Il reste d’avis que «ce serait bien que dans le cadre de la Responsabilité sociétale d’entreprise (Rse) comme du respect des normes environnementales que ces carrières aident à financer des projets de reboisement pour ériger des murs susceptibles de casser la poussière qui est source de pas mal de dégâts au niveau des ménages».
C’est d’ailleurs à ce titre que l’Initiative pour la transparence dans les industries extractives (Itie) a démarré son plan de dissémination à travers une caravane de sensibilisation dans les zones minières de la région de Thiès. A cet effet, le coordonnateur de l’Entente régionale de la Coalition des organisations de la société civile «Publier ce que vous payez», Abdou Aziz Diop, a indiqué que «le Sénégal a adhéré à une norme internationale appelée : Itie».
En d’autres termes, «les entreprises minières, gazières et pétrolières sont dans l’obligation de divulguer tout ce qu’elles payent à l’Etat, lequel, à son tour, est tenu de déclarer tout ce qu’il reçoit aussi».
M. Diop pense que pour que «le Sénégal soit un pays conforme, il doit satisfaire à toutes les exigences de la norme Itie depuis l’octroi des licences jusqu’à la distribution des revenus».
Il explique que «ce rapport-test nous permet de voir les faiblesses, les difficultés rencontrées et de prendre en compte les préoccupations des communautés, des entreprises, de tous les acteurs et parties prenantes de manière globale pour que le rapport de conformité qui sera publié en 2016 soit un rapport qui puisse nous garantir et nous donner le statut de pays conforme».
«Tous ces problèmes seront pris en charge»
Selon Abdou Aziz Diop, après l’atelier national tenu à Dakar et ceux régionaux de Thiès et de Kédougou, l’Itie a entamé un ambitieux «plan de dissémination», descendant à la base pour s’enquérir de la situation de l’exploitation des carrières et des problèmes corolaires que rencontrent les populations par rapport à ladite exploitation. D’autant que «le secteur minier a toujours été un secteur qui a drainé beaucoup de capitaux, mais souvent l’impact est faible et les collectivités qui les abritent subissent les externalités négatives, les retombées positives étant souvent minimes», souligne M. Diop.
Qui, toutefois, rassure qu’avec l’Itie, «tous ces problèmes seront pris en charge». A cela s’ajoute la réforme du Code minier en cours. Avec cette réforme, de l’avis du coordonnateur de l’Entente régionale de la Coalition des organisations de la société civile, «le fait de publier ce qui est payé à l’Etat du Sénégal garantit, dans son article L83, la transparence dans les contrats, lesquels seront divulgués, exceptés les aspects commerciaux et techniques».

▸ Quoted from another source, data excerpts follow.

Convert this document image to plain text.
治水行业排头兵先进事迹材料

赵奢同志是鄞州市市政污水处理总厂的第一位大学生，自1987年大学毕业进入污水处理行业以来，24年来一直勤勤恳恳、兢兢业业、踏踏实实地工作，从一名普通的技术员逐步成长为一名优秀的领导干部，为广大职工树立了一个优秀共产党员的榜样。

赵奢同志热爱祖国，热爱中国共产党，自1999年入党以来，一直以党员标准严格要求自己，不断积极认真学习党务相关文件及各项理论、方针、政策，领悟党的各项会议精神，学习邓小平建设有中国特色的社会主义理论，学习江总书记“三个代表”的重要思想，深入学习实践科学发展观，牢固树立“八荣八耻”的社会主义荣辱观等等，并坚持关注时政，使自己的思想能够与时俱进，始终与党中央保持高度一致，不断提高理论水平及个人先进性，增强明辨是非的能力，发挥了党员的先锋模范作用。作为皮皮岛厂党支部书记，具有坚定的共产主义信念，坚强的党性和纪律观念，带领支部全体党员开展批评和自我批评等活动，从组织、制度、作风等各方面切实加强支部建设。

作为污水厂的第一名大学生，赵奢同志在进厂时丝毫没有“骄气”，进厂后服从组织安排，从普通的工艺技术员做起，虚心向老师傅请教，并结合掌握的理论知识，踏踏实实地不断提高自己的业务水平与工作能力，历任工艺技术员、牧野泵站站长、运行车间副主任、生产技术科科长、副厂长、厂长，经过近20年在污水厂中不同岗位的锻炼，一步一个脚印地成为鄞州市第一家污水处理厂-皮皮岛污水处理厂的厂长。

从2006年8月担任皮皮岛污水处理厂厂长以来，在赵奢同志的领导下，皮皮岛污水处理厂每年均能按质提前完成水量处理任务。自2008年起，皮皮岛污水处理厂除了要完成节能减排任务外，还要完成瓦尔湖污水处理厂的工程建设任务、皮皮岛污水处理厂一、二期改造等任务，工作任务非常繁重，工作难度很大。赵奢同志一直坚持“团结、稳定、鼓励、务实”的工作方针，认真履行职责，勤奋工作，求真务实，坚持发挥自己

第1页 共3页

Il fait remarquer que «dans le cadre de l’actuel Code minier qui date de 2003 et qui est assez obsolète, il y a l’article 66 qui garantit les clauses de confidentialité pour les contrats. Ce qui veut dire que tous les contrats ne pouvaient pas être divulgués. Le rapport a produit que c’est seulement 41 milliards de francs Cfa qui est la contribution du secteur pour l’économie nationale, 3 milliards de francs Cfa pour le secteur des hydrocarbures et 38 milliards de francs Cfa pour le secteur minier».
«Nous avons jugé que c’est trop faible parce que de 2003à2012,ilyaplusde2000 milliards de francs Cfa d’investissements. L’Etat du Sénégal a aussi perdu 413 milliards de francs Cfa dans les exonérations fiscales», note encore M. Diop.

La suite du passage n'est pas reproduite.